Community MRSA rising in children

  • MRSA infections are becoming increasingly common in children, and now account for one in five community-acquired staphylococcus aureus infections treated in hospitals, Sydney researchers have shown.


    In a review of 403 children presenting with community-acquired S. aureus infection at the Children's Hospital at Westmead, Sydney, paediatricians found 19% were caused by MRSA.

    MRSA infections were strongly linked with more serious skin and soft tissue infection with abscess formation, the researchers report in the Journal of Paediatrics and Child Health.


    In contrast, MRSA infections were less likely to be to be associated with simple skin and soft tissue such as infected nappy rash, eczema and paronychia.


    Community acquired MRSA infections were also more likely to cause invasive bone and joint infections and the researchers said this was in line with other studies showing that MRSA infections overall produced more invasive disease, and more severe disease with higher rates of admission, longer length of stay and a higher rate of intensive care admission.


    Aboriginal background was associated with an increased risk of MRSA infection, but unlike previous studies there was no increased risk with Pacific Islander or Maori ethnicity.

    The researchers said this may mean that assumptions about imported MRSA in these populations no longer hold true.

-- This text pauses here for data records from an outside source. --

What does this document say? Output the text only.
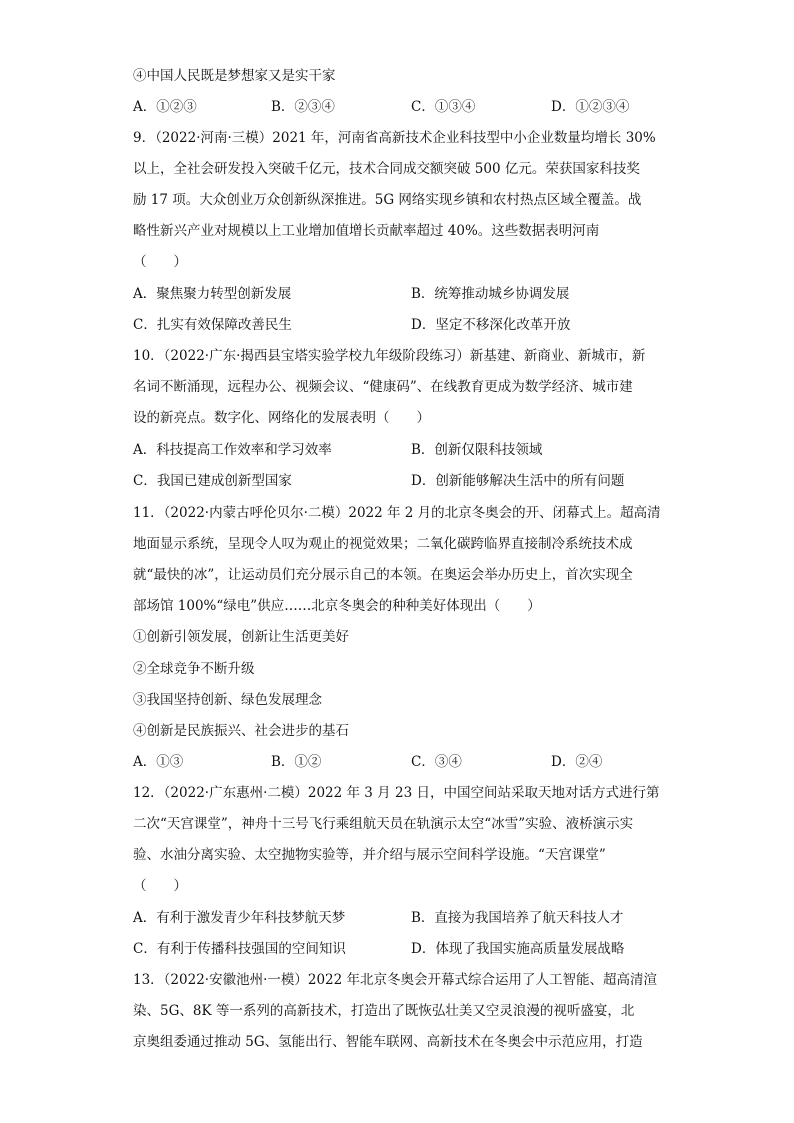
④中国人民既是梦想家又是实干家
A．①②③	B．②③④	C．①③④	D．①②③④
9．（2022·河南·三模）2021 年，河南省高新技术企业科技型中小企业数量均增长 30%
以上，全社会研发投入突破千亿元，技术合同成交额突破 500 亿元。荣获国家科技奖
励 17 项。大众创业万众创新纵深推进。5G 网络实现乡镇和农村热点区域全覆盖。战
略性新兴产业对规模以上工业增加值增长贡献率超过 40%。这些数据表明河南
（　　）
A．聚焦聚力转型创新发展	B．统筹推动城乡协调发展
C．扎实有效保障改善民生	D．坚定不移深化改革开放
10．（2022·广东·揭西县宝塔实验学校九年级阶段练习）新基建、新商业、新城市，新
名词不断涌现，远程办公、视频会议、“健康码”、在线教育更成为数学经济、城市建
设的新亮点。数字化、网络化的发展表明（　　）
A．科技提高工作效率和学习效率	B．创新仅限科技领域
C．我国已建成创新型国家	D．创新能够解决生活中的所有问题
11．（2022·内蒙古呼伦贝尔·二模）2022 年 2 月的北京冬奥会的开、闭幕式上。超高清
地面显示系统，呈现令人叹为观止的视觉效果；二氧化碳跨临界直接制冷系统技术成
就“最快的冰”，让运动员们充分展示自己的本领。在奥运会举办历史上，首次实现全
部场馆 100%“绿电”供应……北京冬奥会的种种美好体现出（　　）
①创新引领发展，创新让生活更美好
②全球竞争不断升级
③我国坚持创新、绿色发展理念
④创新是民族振兴、社会进步的基石
A．①③	B．①②	C．③④	D．②④
12．（2022·广东惠州·二模）2022 年 3 月 23 日，中国空间站采取天地对话方式进行第
二次“天宫课堂”，神舟十三号飞行乘组航天员在轨演示太空“冰雪”实验、液桥演示实
验、水油分离实验、太空抛物实验等，并介绍与展示空间科学设施。“天宫课堂”
（　　）
A．有利于激发青少年科技梦航天梦	B．直接为我国培养了航天科技人才
C．有利于传播科技强国的空间知识	D．体现了我国实施高质量发展战略
13．（2022·安徽池州·一模）2022 年北京冬奥会开幕式综合运用了人工智能、超高清渲
染、5G、8K 等一系列的高新技术，打造出了既恢弘壮美又空灵浪漫的视听盛宴，北
京奥组委通过推动 5G、氢能出行、智能车联网、高新技术在冬奥会中示范应用，打造
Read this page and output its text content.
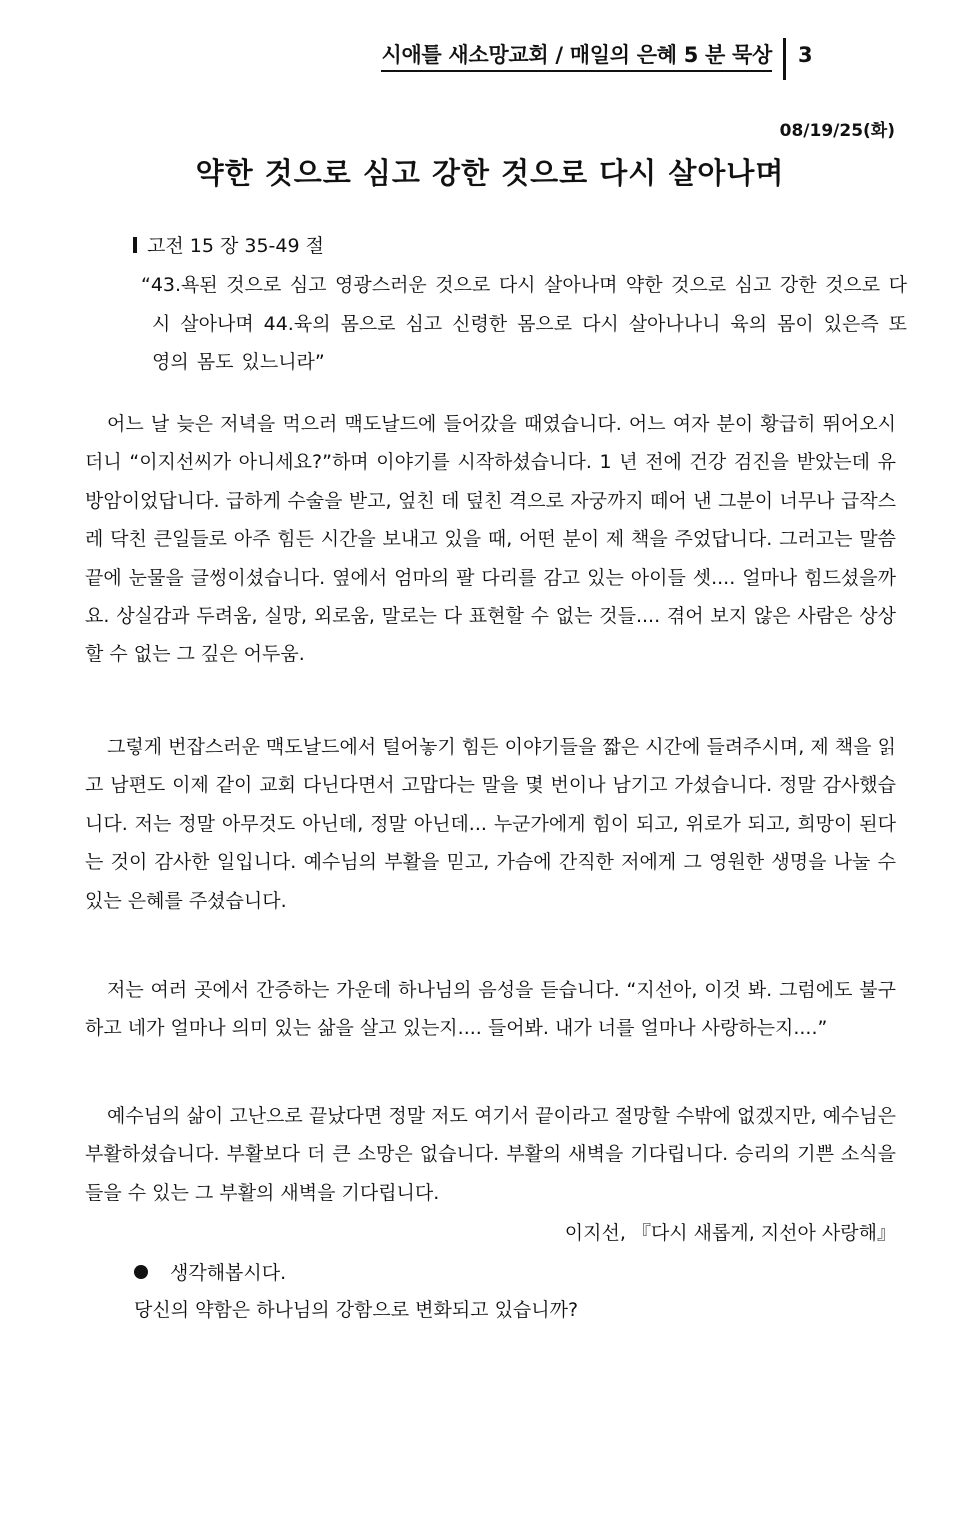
시애틀 새소망교회 / 매일의 은혜 5 분 묵상 3
08/19/25(화)
약한 것으로 심고 강한 것으로 다시 살아나며
고전 15 장 35-49 절
“43.욕된 것으로 심고 영광스러운 것으로 다시 살아나며 약한 것으로 심고 강한 것으로 다시 살아나며 44.육의 몸으로 심고 신령한 몸으로 다시 살아나나니 육의 몸이 있은즉 또 영의 몸도 있느니라”

어느 날 늦은 저녁을 먹으러 맥도날드에 들어갔을 때였습니다. 어느 여자 분이 황급히 뛰어오시더니 “이지선씨가 아니세요?”하며 이야기를 시작하셨습니다. 1 년 전에 건강 검진을 받았는데 유방암이었답니다. 급하게 수술을 받고, 엎친 데 덮친 격으로 자궁까지 떼어 낸 그분이 너무나 급작스레 닥친 큰일들로 아주 힘든 시간을 보내고 있을 때, 어떤 분이 제 책을 주었답니다. 그러고는 말씀 끝에 눈물을 글썽이셨습니다. 옆에서 엄마의 팔 다리를 감고 있는 아이들 셋.... 얼마나 힘드셨을까요. 상실감과 두려움, 실망, 외로움, 말로는 다 표현할 수 없는 것들.... 겪어 보지 않은 사람은 상상할 수 없는 그 깊은 어두움.

그렇게 번잡스러운 맥도날드에서 털어놓기 힘든 이야기들을 짧은 시간에 들려주시며, 제 책을 읽고 남편도 이제 같이 교회 다닌다면서 고맙다는 말을 몇 번이나 남기고 가셨습니다. 정말 감사했습니다. 저는 정말 아무것도 아닌데, 정말 아닌데... 누군가에게 힘이 되고, 위로가 되고, 희망이 된다는 것이 감사한 일입니다. 예수님의 부활을 믿고, 가슴에 간직한 저에게 그 영원한 생명을 나눌 수 있는 은혜를 주셨습니다.

저는 여러 곳에서 간증하는 가운데 하나님의 음성을 듣습니다. “지선아, 이것 봐. 그럼에도 불구하고 네가 얼마나 의미 있는 삶을 살고 있는지.... 들어봐. 내가 너를 얼마나 사랑하는지....”

예수님의 삶이 고난으로 끝났다면 정말 저도 여기서 끝이라고 절망할 수밖에 없겠지만, 예수님은 부활하셨습니다. 부활보다 더 큰 소망은 없습니다. 부활의 새벽을 기다립니다. 승리의 기쁜 소식을 들을 수 있는 그 부활의 새벽을 기다립니다.

이지선, 『다시 새롭게, 지선아 사랑해』
생각해봅시다.
당신의 약함은 하나님의 강함으로 변화되고 있습니까?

    Other risk factors associated with MRSA infection included a family history of staphylococcal infection or skin and soft tissue infections, recent use of anti-staph antibiotics and age over one year old.


    Their study found that 12% of MRSA infections showed resistance to sulfamethoxazole-trimethoprim and 16% showed resistance to erythromycin.


    The researchers conclude that their findings show "the highest published rate of community-acquired-MRSA among children in Australia," and also provide point of care identifiable features that may be useful predictors of MRSA infection.